L’Écorce des choses
La carte postale est belle : une petite route en lisière de forêt, une voiture bien remplie avec de grosses valises sur le toit et, à son bord, une famille qui change de vie en déménageant à la campagne. Dans cette famille, une maman, un papa et leur fille unique. Cette môme, âgée de neuf ans, arbore avec un beau visage rond, de jolies pommettes rouges, une délicate chevelure blonde, mais surtout un lourd handicap, qui la coupe bien malgré elle du tumulte de la vie et du monde qui l’entoure. En croisant son chemin et en plongeant dans ce quotidien presque ordinaire, on ne s’attend pas à vivre une telle expérience. Page après page, au fil des saisons, on se glisse dans cette atmosphère au silence assourdissant. On accompagne avec douceur cette gamine pleine de vie qui cherche par tous les moyens à apprivoiser ce monde de bruits et de sons qui se refuse à elle. Que ce soit dans ses relations avec ses parents, au cours des séances de jeux qu’elle partage avec le petit voisin ou à travers les liens intimes qu’elle tisse avec l’arbre du jardin, le lecteur partage avec une réelle complicité chaque instant de la vie de cette enfant différente, et véritablement touchante.

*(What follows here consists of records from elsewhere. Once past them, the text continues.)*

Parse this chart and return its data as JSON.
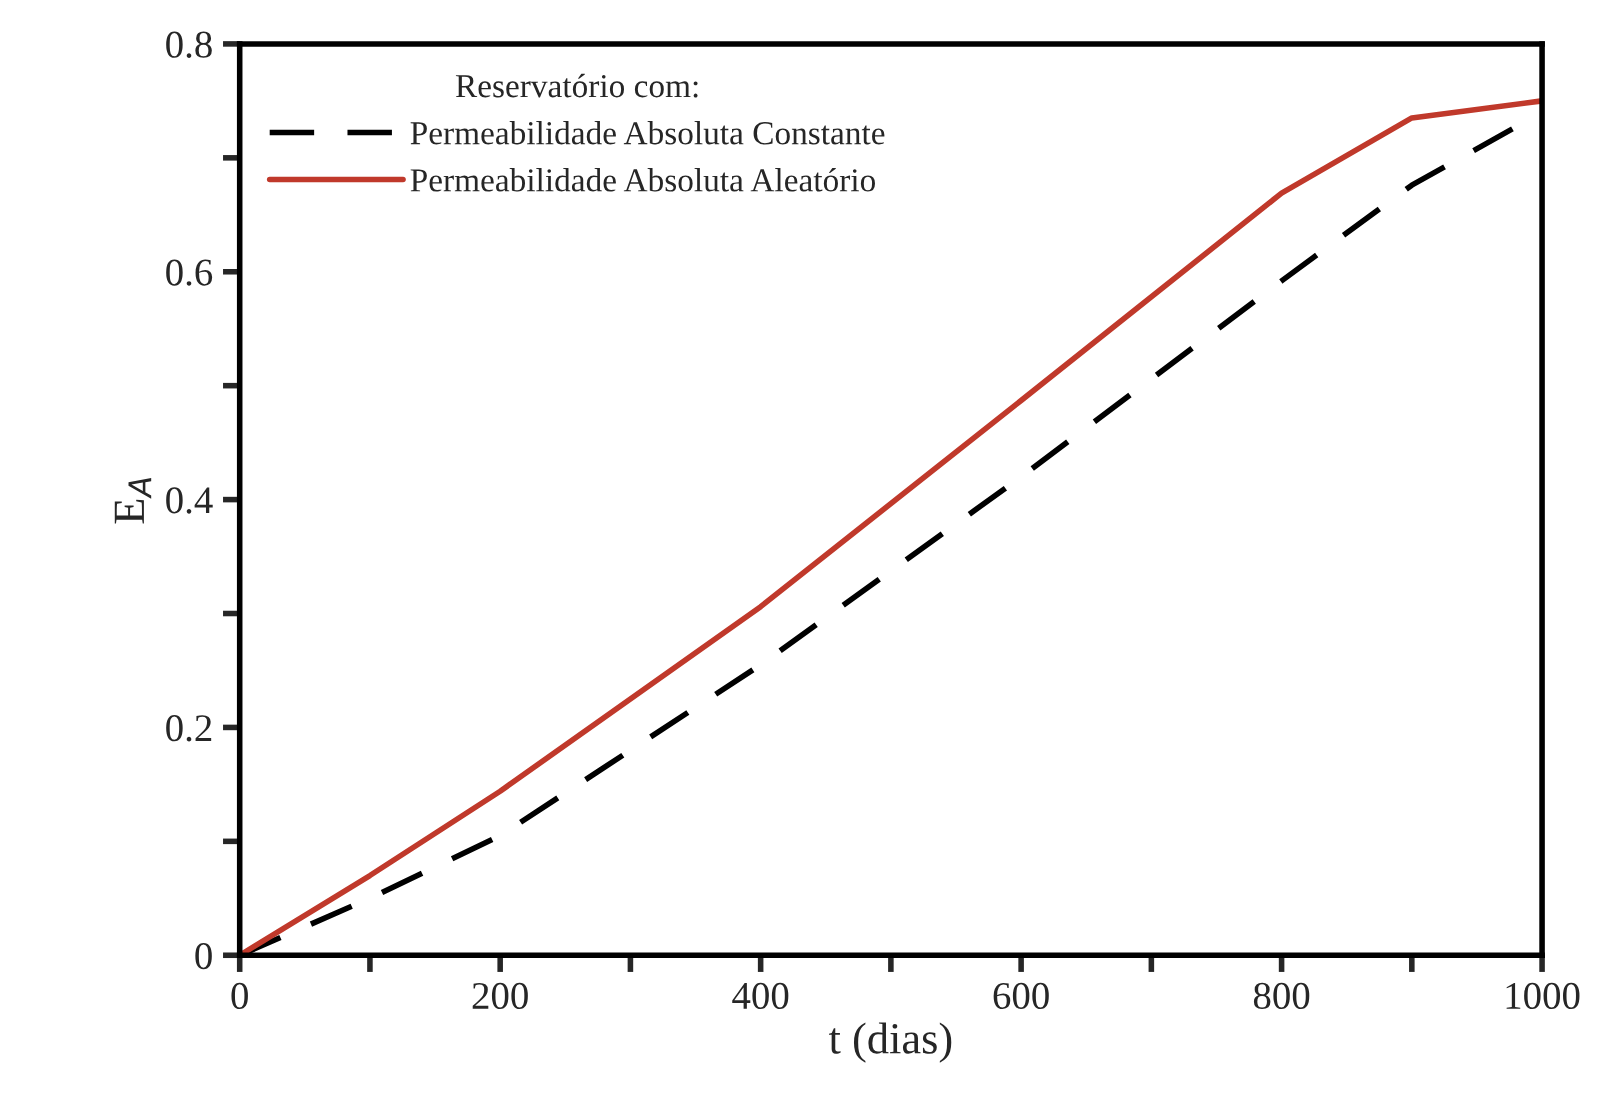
{
  "chart_data": {
    "type": "line",
    "xlabel": "t (dias)",
    "ylabel": "E$_{A}$",
    "legend_title": "Reservatório com:",
    "legend": "top left",
    "grid": false,
    "xlim": [
      0,
      1000
    ],
    "ylim": [
      0,
      0.8
    ],
    "xticks": [
      0,
      {
        "value": 100,
        "label": null
      },
      200,
      {
        "value": 300,
        "label": null
      },
      400,
      {
        "value": 500,
        "label": null
      },
      600,
      {
        "value": 700,
        "label": null
      },
      800,
      {
        "value": 900,
        "label": null
      },
      1000
    ],
    "yticks": [
      0,
      {
        "value": 0.1,
        "label": null
      },
      0.2,
      {
        "value": 0.3,
        "label": null
      },
      0.4,
      {
        "value": 0.5,
        "label": null
      },
      0.6,
      {
        "value": 0.7,
        "label": null
      },
      0.8
    ],
    "series": [
      {
        "name": "Permeabilidade Absoluta Constante",
        "color": "#000000",
        "line_style": "dashed",
        "x": [
          0,
          100,
          200,
          400,
          600,
          800,
          900,
          1000
        ],
        "values": [
          0,
          0.05,
          0.105,
          0.255,
          0.42,
          0.592,
          0.676,
          0.74
        ]
      },
      {
        "name": "Permeabilidade Absoluta Aleatório",
        "color": "#c0392b",
        "line_style": "solid",
        "x": [
          0,
          100,
          200,
          400,
          600,
          800,
          900,
          1000
        ],
        "values": [
          0,
          0.07,
          0.144,
          0.306,
          0.487,
          0.669,
          0.735,
          0.75
        ]
      }
    ]
  }
}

Pour son premier album, Cécile Bidault, qui sort de l’école Estienne et qui poursuit actuellement ses études aux Arts Décos, n’a pas opté pour la facilité. En mettant au coeur de son roman graphique une petite fille sourde, un sujet aussi sensible que peu traité en bande dessinée, elle prenait un réel risque. Cependant, tous les choix qu’elle opère dans cet album se révèlent pertinents et judicieux. Elle utilise ici à merveille le potentiel offert par la bande dessinée muette. En se privant de texte, elle se concentre de manière exclusive sur son découpage, le rythme de son récit et ses cadrages millimétrés tout en apportant un soin particulier aux expressions et aux attitudes de ses personnages. Le traitement des couleurs est également à souligner, variant avec les ambiances, elles font rejaillir les émotions aux détours de chaque case. L’album se ponctue même par quelques pages de textes qui nous permettent d’en apprendre plus sur la langue des signes et la communauté des sourds et des malentendants. Un album indispensable, plein de sensibilité, un beau témoignage, qui est actuellement adapté en court-métrage par l’auteure elle-même. L’aventure n’est donc pas terminée.